"And look at the way they house the mill hands here, putting a fellow like Dale with his cleanness and his brains and his possibilities, into a dump like this. They don't recognize the human element in industries of this sort or what it's worth to them. Why, there's no argument any more as to the increased efficiency from giving better living conditions—but I'll bet Norris hasn't heard of it."

"We haven't been here long enough to know—" Mrs. Lynch began gently but Dale interrupted her, his voice rough.

"It isn't Norris alone, Adam. You've got to go further up—it's the House of Forsyth. They're feudal lords—or like to think they are. Do you suppose it mattered much up there, when the little Castle girl had her arm crushed in that old wheel last month and died because her body wasn't nourished enough to stand under the amputation? A lot they cared—just one bit of machinery gone for a day—another—"

"Dale—" cried Mrs. Lynch, in distressed embarrassment, and suddenly everyone looked at Robin.

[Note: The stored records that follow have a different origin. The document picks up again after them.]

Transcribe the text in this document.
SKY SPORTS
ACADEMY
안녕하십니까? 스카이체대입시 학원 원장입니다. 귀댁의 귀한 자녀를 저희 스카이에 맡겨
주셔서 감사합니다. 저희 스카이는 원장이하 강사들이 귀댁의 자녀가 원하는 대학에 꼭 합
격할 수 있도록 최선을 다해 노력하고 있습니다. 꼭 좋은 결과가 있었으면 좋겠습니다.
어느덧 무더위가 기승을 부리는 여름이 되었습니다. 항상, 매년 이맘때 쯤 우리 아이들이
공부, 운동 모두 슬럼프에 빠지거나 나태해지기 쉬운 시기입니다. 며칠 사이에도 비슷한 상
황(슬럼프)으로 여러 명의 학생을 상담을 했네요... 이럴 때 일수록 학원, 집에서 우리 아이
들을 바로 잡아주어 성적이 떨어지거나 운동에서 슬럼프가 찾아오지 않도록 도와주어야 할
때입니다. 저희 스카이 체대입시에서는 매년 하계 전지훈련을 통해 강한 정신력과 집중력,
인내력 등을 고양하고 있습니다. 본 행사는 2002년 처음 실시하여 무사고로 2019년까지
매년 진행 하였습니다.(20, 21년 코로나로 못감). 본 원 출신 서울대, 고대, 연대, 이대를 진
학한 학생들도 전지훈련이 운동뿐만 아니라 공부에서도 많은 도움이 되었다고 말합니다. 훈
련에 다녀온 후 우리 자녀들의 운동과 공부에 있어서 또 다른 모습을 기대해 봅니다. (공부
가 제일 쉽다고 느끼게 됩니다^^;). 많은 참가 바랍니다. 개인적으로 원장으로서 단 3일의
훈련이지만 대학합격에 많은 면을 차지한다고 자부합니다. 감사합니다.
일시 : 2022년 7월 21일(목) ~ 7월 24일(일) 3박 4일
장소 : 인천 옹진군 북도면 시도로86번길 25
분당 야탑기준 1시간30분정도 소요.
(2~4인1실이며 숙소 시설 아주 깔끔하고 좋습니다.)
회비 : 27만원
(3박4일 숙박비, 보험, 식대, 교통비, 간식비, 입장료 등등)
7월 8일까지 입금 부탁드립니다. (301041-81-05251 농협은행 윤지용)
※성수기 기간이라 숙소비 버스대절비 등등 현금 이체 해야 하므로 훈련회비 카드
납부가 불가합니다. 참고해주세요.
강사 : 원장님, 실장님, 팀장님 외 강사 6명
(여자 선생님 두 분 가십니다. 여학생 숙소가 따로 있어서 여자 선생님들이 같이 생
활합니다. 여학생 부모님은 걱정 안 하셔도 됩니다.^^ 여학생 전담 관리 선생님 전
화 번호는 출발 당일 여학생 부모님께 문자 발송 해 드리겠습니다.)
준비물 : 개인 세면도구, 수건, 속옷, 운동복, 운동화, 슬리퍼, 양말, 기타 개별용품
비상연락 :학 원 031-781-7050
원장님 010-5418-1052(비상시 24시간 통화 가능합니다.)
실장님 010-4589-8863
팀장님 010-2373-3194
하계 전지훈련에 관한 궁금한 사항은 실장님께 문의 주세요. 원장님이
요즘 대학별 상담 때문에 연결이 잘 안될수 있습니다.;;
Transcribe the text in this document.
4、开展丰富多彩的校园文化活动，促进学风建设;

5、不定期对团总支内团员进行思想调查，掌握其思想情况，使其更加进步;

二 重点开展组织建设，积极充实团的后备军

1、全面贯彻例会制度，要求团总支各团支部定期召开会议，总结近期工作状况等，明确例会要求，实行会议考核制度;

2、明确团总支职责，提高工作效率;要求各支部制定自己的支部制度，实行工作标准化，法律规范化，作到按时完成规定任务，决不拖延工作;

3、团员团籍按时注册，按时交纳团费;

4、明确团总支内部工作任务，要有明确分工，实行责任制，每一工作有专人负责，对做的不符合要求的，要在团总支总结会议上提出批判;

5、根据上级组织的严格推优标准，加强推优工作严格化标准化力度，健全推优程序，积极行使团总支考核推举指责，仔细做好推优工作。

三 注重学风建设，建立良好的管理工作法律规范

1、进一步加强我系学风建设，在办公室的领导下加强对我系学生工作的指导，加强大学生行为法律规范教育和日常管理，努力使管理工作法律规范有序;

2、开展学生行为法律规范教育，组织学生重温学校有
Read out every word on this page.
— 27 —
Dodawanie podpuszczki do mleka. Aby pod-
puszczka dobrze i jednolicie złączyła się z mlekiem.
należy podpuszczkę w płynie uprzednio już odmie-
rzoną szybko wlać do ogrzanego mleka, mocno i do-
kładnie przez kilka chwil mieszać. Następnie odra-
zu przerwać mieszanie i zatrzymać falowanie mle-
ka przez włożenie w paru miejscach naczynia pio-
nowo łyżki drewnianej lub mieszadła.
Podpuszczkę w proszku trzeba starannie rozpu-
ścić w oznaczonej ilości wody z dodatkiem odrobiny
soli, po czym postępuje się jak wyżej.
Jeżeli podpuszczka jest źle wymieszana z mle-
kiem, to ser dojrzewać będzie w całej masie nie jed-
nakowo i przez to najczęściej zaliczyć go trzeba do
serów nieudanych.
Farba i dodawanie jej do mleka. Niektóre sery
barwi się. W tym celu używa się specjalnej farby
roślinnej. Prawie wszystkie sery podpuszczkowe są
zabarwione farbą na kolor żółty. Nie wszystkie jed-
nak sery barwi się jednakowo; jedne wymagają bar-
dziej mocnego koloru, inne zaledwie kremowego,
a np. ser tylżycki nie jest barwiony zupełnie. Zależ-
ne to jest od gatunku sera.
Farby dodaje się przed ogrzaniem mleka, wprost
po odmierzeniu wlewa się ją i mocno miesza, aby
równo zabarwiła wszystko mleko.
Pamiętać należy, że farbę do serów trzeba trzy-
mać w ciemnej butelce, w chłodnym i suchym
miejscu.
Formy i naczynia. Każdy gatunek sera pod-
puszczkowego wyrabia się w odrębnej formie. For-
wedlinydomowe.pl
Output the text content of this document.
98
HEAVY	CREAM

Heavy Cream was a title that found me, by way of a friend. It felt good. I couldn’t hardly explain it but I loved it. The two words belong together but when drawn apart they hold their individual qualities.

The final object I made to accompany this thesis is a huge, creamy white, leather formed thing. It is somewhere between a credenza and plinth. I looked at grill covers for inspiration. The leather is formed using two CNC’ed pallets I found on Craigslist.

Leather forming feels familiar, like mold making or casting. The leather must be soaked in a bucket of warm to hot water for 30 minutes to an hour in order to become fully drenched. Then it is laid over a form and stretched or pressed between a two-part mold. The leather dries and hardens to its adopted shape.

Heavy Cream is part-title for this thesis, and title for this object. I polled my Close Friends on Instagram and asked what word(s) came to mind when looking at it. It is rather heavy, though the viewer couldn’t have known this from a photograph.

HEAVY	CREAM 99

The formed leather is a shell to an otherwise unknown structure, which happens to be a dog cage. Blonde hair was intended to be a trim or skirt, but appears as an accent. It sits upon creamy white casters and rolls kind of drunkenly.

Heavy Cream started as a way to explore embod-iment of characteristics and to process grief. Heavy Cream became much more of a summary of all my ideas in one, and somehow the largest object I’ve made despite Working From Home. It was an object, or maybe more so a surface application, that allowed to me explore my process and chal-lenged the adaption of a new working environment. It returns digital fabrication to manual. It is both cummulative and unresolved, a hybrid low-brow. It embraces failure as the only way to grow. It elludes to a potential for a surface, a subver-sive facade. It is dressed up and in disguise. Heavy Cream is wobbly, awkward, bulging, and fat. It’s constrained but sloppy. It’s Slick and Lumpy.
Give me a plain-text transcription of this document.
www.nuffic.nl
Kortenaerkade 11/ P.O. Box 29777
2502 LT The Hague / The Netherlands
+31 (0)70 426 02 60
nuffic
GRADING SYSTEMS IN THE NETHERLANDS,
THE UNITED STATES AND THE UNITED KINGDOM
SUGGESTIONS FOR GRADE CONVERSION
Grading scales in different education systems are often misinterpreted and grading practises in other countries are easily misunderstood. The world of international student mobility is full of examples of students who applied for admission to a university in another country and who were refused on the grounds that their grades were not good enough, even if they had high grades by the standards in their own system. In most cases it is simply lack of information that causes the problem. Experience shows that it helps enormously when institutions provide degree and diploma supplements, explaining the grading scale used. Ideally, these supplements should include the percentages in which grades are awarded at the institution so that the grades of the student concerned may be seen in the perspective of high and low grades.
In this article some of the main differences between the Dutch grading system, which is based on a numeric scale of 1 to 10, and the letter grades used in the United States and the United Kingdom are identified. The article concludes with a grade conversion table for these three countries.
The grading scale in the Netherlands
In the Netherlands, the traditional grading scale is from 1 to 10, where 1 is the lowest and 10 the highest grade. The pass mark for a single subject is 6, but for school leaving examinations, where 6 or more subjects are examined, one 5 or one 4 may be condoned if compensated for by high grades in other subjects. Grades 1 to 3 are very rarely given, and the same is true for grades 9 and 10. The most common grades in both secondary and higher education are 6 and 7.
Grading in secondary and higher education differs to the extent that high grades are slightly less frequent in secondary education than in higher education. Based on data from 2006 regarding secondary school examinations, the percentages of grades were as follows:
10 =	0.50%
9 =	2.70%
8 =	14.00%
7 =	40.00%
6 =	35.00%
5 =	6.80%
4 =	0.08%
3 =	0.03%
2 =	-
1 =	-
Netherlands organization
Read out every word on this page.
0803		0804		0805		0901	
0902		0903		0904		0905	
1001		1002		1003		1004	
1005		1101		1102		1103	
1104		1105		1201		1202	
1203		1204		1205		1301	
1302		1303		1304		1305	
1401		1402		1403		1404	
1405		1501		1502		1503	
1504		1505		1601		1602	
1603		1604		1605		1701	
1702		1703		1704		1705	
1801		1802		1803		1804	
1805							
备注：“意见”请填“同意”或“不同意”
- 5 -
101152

Robin had been listening to Adam Kraus and Dale with deep interest. It was not until Mrs. Lynch exclaimed and all eyes turned in her direction that she connected what they were saying with her own self. Under Dale's sudden scrutiny she flushed.

"I forgot you were here, little Miss Forsyth." But this was so far from an apology that Mrs. Lynch looked more distressed than before and Beryl glared at her brother.

"Oh, please don't mind me," begged Robin. She was glad Dale did not say he was sorry for what he had been saying; she wanted to know more. She wanted to tell them that she called the Mills a Giant and that she hated them and that Cornelius Allendyce had told her she should look for a Jack who could climb the Bean Stalk, only she was afraid of the stranger and a little of Dale, too. "Won't you tell me all about the—the Castle girl?"

"There isn't much to tell about her that's different from ninety-nine other cases. She was supporting a younger brother and sister. The brother's only twelve years old but he had to go to work—said he was sixteen. The kid sister helps the grandmother as much as she can."

"Do they live in one of these houses?"

"In the old village. They're cheaper, you see. The boy can't earn as much as Sarah Castle did and they had to move up the river."